居間に収まりきれないほどの巨大な犬がいる。目から血を垂らした犬種が不明の茶色の犬だった。それが牙を剥き出しにて、こちらを待ち構えている。
「居間にいるみたい」
なぜなら居間は怪しげな呪符まみれで、閉じ込められているみたいだ。
「よし。向かうとするか。グイの力試しにもなる」
(犬も私の中に封印されたらどうしよう……)
「手札としてとっとくのもありだね」
「やめてよお」
中身が動物園になりたくはなかった。
居間はホラー演出でされているかの如く、札で埋め尽くされている。

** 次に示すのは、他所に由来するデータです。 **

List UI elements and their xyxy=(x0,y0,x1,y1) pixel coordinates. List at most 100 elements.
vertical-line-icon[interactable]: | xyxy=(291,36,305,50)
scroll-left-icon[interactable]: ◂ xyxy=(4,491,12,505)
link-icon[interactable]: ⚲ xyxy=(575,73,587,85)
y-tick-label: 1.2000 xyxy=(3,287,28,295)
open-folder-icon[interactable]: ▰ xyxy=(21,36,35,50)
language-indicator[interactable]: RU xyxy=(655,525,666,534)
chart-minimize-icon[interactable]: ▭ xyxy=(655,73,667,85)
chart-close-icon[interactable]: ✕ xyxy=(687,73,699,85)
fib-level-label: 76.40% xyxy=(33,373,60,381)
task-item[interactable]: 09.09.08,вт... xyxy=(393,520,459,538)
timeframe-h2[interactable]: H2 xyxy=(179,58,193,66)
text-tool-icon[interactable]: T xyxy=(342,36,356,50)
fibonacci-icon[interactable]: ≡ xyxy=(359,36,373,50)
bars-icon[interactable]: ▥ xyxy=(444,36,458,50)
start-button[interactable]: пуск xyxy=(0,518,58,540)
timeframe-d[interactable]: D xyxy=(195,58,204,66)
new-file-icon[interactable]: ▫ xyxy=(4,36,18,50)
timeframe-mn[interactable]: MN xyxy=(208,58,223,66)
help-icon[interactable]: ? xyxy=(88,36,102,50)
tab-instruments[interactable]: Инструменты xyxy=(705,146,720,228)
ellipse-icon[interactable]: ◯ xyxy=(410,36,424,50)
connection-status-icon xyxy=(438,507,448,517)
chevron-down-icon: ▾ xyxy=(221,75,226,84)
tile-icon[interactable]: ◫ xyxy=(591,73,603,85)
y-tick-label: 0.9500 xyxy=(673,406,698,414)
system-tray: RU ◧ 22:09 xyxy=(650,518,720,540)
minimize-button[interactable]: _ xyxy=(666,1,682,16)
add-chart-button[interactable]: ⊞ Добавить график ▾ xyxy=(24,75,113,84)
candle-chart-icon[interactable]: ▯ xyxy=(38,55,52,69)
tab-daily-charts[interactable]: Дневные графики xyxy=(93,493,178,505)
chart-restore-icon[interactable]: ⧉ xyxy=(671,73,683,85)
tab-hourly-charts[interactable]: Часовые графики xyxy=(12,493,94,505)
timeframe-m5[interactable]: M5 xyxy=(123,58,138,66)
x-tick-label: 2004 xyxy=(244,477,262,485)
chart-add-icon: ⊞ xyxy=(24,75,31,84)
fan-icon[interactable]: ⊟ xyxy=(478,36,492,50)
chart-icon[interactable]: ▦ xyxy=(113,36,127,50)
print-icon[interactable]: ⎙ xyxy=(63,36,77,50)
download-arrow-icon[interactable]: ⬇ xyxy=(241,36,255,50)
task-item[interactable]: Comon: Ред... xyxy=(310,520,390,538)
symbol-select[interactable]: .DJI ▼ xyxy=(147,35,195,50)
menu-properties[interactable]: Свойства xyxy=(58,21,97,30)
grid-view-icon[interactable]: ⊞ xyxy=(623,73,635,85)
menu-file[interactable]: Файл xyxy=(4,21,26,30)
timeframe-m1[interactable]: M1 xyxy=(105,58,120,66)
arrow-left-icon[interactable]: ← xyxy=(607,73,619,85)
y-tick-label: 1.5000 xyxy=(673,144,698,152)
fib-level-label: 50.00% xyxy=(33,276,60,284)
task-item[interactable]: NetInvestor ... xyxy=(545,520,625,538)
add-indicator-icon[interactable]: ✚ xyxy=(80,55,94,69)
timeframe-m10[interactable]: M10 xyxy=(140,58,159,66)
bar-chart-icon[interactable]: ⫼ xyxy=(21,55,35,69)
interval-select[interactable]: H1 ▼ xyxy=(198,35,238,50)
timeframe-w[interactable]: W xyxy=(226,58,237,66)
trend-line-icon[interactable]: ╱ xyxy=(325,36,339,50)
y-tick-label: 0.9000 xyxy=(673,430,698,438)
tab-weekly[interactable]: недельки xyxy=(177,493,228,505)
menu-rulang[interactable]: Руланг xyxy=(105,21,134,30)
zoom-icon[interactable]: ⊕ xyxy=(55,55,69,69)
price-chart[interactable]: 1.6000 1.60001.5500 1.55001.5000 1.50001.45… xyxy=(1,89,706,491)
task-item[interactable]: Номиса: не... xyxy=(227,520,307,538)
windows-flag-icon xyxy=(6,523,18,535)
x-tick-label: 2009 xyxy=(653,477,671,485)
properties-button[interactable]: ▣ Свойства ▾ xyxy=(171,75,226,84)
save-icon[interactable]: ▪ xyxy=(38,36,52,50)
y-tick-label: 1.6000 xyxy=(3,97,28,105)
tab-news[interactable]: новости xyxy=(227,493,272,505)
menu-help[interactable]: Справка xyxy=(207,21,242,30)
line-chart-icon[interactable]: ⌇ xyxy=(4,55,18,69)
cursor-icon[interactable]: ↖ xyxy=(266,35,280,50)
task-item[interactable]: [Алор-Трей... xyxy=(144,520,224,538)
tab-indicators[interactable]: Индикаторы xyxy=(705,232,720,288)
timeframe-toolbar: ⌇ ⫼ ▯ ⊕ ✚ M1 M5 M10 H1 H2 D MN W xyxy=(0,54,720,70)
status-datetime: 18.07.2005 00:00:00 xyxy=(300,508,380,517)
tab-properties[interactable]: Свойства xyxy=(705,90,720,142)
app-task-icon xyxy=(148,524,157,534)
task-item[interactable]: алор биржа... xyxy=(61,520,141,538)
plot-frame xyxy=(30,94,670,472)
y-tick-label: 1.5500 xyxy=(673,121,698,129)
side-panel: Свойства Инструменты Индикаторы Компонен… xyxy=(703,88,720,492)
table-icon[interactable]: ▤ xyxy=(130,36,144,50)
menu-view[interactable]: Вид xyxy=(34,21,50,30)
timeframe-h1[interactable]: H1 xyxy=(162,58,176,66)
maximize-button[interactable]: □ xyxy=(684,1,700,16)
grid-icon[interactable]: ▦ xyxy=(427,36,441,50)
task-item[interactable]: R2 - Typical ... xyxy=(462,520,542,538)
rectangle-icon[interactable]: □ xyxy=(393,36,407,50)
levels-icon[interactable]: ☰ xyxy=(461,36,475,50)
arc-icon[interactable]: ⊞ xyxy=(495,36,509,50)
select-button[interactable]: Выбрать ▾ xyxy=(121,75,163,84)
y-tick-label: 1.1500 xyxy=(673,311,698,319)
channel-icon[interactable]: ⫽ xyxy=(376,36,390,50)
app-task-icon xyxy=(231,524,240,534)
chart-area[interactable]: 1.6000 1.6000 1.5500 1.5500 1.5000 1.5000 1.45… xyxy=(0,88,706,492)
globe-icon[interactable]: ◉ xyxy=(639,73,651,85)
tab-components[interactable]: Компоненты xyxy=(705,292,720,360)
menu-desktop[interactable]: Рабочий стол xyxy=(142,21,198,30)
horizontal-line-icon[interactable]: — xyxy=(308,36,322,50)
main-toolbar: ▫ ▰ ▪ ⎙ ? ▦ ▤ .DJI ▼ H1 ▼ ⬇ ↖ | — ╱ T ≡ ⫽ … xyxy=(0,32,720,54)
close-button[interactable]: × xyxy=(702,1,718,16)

中には犬がいるのだろうが……。
「取り憑かれた本人は?」
「どうやらワタシたちは1枚、違う世界にいるらしい。犬っころと同じ世界にいるとみた」
「えー、良くわかんないけど……」
「馬鹿だな」
「ハァ?」
苛ついた矢先、グー子はアナログにふすまの境にカッターの刃を差し込み、開封してしまった。迷いのない手順で。
「命令だ。キューム、グイの力で犬神と戦え!」
(犬神?)
スパン、とふすまが開け放たれた。巨獣が大口をあけ、こちらを噛み殺そうとしてくる。――頭の中で火花が散った。